Nachtigall mit Zahnschmerzen

Gelabert-Azzopardi bei den Ludwigsburger Schlossfestspielen

Ludwigsburg, 20/06/2007

Eleganz, Esprit und hintergründiger Humor kennzeichnen den Stil des Katalanen Cesc Gelabert. Von der Qualität des Choreografen konnten sich Tanzfans in Heilbronn vor drei Jahren durch Mikhail Baryshnikovs Solo „In a Landscape“ ein Bild machen. Das Stück, das Gelabert dem amerikanischen Ausnahmetänzer russischen Ursprungs auf den Leib geschrieben hat, war von der Kritik abgestraft worden: „Das Spektakuläre fehlt“ befand die Süddeutsche Zeitung. Dass in Gelaberts Tanztheater gerade im Unspektakulären die Sprengkraft liegt, davon konnte sich das Publikum der Ludwigsburger Schlossfestspiele beim Gastspiel der siebenköpfigen Truppe Gelabert-Azzopardi Companyia de Dansa überzeugen. Begeistert reagiert es auf „Psitt!! Psitt!!“ und „Caravan“, zwei präzise komponierte, reine Tanzstücke aus dem Jahr 2005, die als deutsche Erstaufführungen in der Karlskaserne zu sehen waren.

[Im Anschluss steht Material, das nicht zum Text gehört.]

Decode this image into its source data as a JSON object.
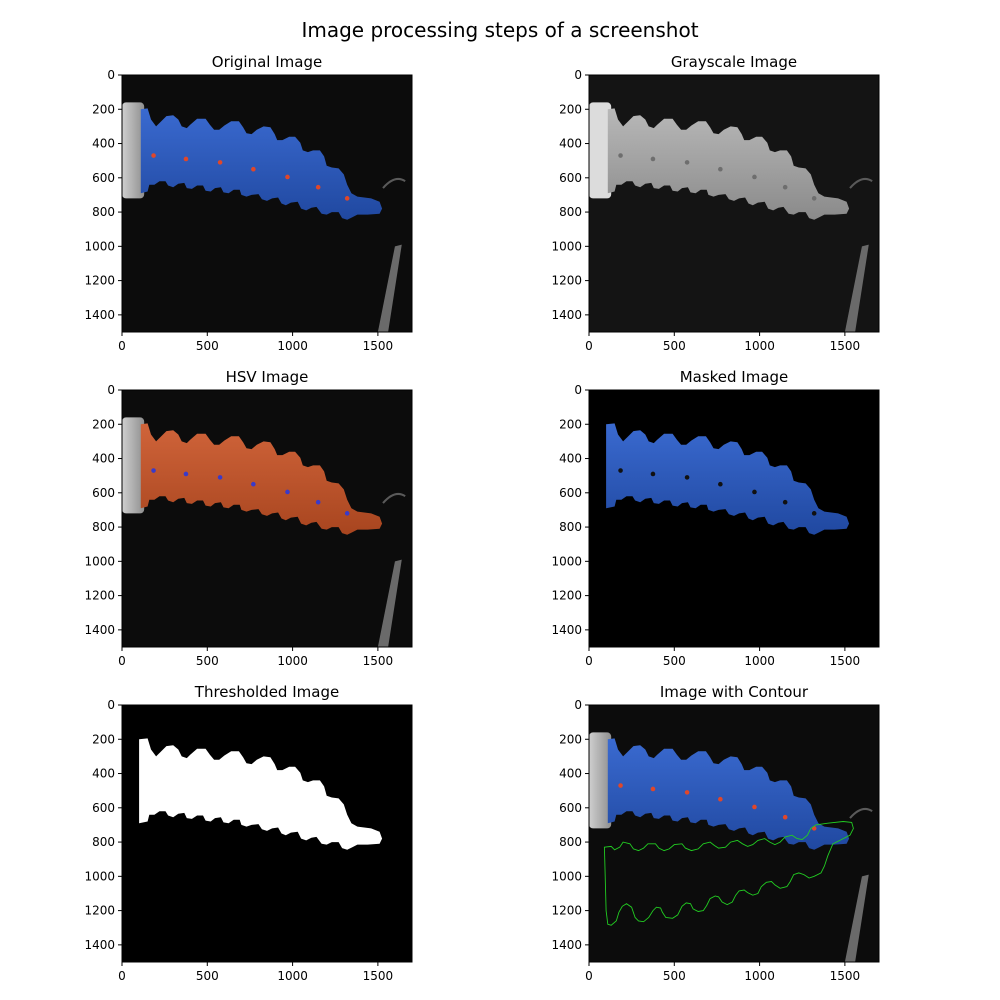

In suggestiv-ironischer Weise setzt sich das Künstlerduo Cesc Gelabert und Lydia Azzopardi (Kostüme) mit den Spielanweisungen und Kompositionsstrukturen des französischen Musikers Eric Satie sowie dem Jazz der 50er und 60er Jahre auseinander. „Hey kids, what time is it?“ - Party-Time heißt die Antwort in „Caravan“. Mit Blicken tasten sich die Tänzer ab, täuschen Aktionen an und deklinieren gemischte Gefühle in unbekannten Beziehungen durch. Ein gewagter Cocktail aus einem Trauermarsch der Neville Brothers, Lester Bowies verschliffenen Trompetentönen, Dr. Johns Psychedelic Rock sowie Chet Bakers Cool Jazz treiben die unterschwellige Erotik dieser Partygesellschaft auf die Spitze. „Du bist unfotogen und siehst zum Lachen aus, dennoch bist du mein liebstes Kunstwerk!“ – ein dokumentarreifes Kompliment, mit dem Baker seine „Funny Valentine“ bedenkt.

Für „Psitt!! Psitt!!“ hat Pascale Comelade auf den Spuren Saties eine Art moderner Drehorgel-, Spieluhr- und Zirkusmusik komponiert. Ein feiner Klangteppich, auf dem sich wie im Film „Die fabelhafte Welt der Amélie“ ein Geflecht tragikomischer Begegnungen puppenhafter Wesen und skurriler Figuren entspinnt. Ballett, Pantomime und Slapstick, Modern Dance und Folklore, alte Bewegungsidiome werden entschlackt. Aus vielfältigen Chiffren entsteht eine neue Handschrift leichtfüßiger Soli, Duette und Trios. Zierliche Schritte auf Zehenspitzen, sich dabei die Backe haltend, ein surrealistisches Poem, das die Tänzerin in eine Nachtigall mit Zahnschmerzen verwandelt.

„Vergiss die Gegenwart!“ habe Satie notiert – als könne er die Zeit nicht nur anhalten, sondern zurückspulen, durchstreift Gelabert auf der leeren weißen Bühne rückwärts schlendernd lindgrüne Schatten- und Lichtzonen (Baltasar Patino). Eine Reminiszenz an Oskar Schlemmer und Gerhard Bohner scheint der Tänzer-Choreograf, der auch Architektur studiert hat, mit gradlinigen Armkreisen Raum und Zeit zu vermessen. Kleine Gesten im Wechsel mit raumgreifenden, schnellen Passagen stehen für große Gefühle.